I feel like I get so bothered by the way people act. I don't understand how some people can be so oblivious, selfish and self absorbed. The truth is, I probably won't understand...ever. So why do I try? it just makes me more frustrated. I'm not saying I'm perfect by any means, I guess I just need to let things be and focus on who and how I am...

 

Wednesday, May 9, 2012

Do you stress a lot? I am prone to anxiety. Yesterday morning I was feeling a little bit overwhelmed with certain situations that are beyond my control. My husband gave me a hug and reminded me that at the end of the day, I have a wonderful family that loves me and that life is good. *deep breath.
This is something I've been working on a lot this  year.
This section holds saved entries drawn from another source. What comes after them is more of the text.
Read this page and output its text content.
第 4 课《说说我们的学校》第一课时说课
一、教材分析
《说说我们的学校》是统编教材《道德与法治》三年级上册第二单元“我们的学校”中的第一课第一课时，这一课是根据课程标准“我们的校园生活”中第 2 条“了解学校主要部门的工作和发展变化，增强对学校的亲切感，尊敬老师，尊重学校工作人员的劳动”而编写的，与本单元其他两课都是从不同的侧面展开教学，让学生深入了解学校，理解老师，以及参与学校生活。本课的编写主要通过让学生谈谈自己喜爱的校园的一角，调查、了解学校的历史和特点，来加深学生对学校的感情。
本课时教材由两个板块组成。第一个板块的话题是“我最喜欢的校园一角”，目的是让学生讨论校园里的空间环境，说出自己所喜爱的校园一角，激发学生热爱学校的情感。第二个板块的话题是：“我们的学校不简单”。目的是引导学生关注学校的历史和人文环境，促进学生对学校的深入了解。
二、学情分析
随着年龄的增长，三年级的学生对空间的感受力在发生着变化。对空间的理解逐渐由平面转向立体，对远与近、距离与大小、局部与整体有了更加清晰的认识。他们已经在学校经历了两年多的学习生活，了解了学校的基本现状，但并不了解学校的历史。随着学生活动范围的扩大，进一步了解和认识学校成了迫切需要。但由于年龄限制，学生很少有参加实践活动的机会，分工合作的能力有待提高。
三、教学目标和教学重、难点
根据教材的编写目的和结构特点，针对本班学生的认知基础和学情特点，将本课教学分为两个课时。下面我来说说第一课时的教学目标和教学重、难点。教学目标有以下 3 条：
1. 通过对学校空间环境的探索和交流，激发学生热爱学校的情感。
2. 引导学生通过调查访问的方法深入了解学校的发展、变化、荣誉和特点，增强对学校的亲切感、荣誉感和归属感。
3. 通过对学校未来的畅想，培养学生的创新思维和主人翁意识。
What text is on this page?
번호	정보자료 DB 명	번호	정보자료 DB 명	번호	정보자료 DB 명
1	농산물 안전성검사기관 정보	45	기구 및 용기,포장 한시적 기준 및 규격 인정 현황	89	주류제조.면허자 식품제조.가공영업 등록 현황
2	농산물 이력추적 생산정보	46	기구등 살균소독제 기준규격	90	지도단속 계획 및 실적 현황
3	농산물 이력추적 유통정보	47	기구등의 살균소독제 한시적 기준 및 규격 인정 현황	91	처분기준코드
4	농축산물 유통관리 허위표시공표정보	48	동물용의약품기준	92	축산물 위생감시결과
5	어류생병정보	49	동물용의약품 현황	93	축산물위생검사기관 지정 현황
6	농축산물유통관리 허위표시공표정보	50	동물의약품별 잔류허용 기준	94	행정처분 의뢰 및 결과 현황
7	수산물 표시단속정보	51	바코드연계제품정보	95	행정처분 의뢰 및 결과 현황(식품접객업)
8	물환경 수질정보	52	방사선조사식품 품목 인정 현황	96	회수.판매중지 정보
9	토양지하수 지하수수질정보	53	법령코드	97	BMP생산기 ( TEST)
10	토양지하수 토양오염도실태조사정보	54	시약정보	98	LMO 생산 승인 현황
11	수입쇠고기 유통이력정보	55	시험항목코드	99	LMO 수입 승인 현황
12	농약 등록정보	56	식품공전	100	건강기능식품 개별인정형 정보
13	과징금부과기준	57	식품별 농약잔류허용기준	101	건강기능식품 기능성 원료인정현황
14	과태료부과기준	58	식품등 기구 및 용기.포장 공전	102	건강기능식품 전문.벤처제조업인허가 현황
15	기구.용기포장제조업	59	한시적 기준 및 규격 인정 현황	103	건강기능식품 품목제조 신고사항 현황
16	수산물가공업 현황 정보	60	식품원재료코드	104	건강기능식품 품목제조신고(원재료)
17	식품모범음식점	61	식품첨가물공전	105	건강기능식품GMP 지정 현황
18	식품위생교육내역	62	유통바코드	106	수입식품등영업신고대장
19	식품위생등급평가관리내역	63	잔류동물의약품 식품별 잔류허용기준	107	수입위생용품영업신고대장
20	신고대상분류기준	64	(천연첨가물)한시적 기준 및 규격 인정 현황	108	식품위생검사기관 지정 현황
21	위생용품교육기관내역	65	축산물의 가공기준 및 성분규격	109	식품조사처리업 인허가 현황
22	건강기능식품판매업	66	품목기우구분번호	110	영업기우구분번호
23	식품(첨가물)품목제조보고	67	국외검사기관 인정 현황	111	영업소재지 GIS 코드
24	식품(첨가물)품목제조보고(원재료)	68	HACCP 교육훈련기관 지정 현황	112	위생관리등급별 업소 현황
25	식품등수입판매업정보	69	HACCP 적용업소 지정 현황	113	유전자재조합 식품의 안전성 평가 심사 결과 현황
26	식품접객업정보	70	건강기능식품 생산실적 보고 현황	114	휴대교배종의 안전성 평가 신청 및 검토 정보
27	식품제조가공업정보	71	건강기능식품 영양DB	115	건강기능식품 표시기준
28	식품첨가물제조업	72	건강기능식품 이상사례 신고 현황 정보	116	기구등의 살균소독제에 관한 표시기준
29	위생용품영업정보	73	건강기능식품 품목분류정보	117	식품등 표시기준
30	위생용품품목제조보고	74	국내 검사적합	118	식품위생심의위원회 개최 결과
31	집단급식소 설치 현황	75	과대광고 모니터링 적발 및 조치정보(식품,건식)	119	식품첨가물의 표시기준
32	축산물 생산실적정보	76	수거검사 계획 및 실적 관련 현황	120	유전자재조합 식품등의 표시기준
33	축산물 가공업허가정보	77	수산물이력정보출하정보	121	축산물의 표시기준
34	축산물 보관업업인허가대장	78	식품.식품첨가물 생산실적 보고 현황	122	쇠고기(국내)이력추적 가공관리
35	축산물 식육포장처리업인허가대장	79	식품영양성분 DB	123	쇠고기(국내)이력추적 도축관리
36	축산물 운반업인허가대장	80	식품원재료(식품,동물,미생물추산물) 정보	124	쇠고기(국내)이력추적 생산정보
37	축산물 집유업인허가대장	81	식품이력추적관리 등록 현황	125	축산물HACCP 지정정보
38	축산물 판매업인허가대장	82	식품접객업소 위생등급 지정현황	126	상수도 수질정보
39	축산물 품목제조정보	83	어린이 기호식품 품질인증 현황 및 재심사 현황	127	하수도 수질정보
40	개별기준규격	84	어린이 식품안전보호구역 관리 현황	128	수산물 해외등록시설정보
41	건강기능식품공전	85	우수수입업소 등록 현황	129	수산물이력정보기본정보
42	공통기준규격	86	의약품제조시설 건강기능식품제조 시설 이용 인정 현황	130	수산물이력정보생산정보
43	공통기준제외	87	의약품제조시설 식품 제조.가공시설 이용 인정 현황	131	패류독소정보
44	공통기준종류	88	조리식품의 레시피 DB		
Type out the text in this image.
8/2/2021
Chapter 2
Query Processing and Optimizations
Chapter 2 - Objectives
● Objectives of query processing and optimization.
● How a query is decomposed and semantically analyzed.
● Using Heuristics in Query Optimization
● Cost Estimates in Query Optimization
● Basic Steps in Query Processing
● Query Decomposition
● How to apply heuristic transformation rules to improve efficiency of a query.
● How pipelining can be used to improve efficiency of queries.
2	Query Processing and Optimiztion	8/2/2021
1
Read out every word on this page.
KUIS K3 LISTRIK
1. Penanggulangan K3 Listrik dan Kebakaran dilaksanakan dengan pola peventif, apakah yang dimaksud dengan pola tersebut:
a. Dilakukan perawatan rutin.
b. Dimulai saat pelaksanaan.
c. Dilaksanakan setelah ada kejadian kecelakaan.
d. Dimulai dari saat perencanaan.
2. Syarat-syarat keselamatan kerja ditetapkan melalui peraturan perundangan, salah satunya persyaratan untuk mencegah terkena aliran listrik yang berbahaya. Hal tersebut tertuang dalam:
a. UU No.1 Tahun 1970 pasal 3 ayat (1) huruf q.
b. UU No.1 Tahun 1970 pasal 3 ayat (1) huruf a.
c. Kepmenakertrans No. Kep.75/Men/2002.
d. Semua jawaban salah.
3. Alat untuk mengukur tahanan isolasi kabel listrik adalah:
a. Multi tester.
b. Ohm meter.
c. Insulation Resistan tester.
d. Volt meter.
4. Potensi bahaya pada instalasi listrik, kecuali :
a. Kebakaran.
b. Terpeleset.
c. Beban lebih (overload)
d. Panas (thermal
Trying not to stress out, and enjoy every day. 
Yesterday I ventured out and took the 3 kids to disneyland and met my mother in law and sister in law. I thought it would be a bit more stressful, but we did good...and the kids did good. they are good kids. I am blessed. 
I made this little video the other day about savoring little moments.
hope you enjoy!

Wednesday, May 2, 2012


so the other day I came home to another beautiful box of milani stuff to review! luckily I had a chance to try out the products for a couple of days and I filmed this before I caught what the kids had.
I'm still in bed all stuffy and feverish. I hate being sick...BUT it makes me realize even more what a good husband I have while he takes care of us and what good kids I have for not complaining once about taking medicine. I think I'm the biggest baby out of all of us!! Luckily the baby hasn't caught it yet...and I'm hoping and praying it stays that way!!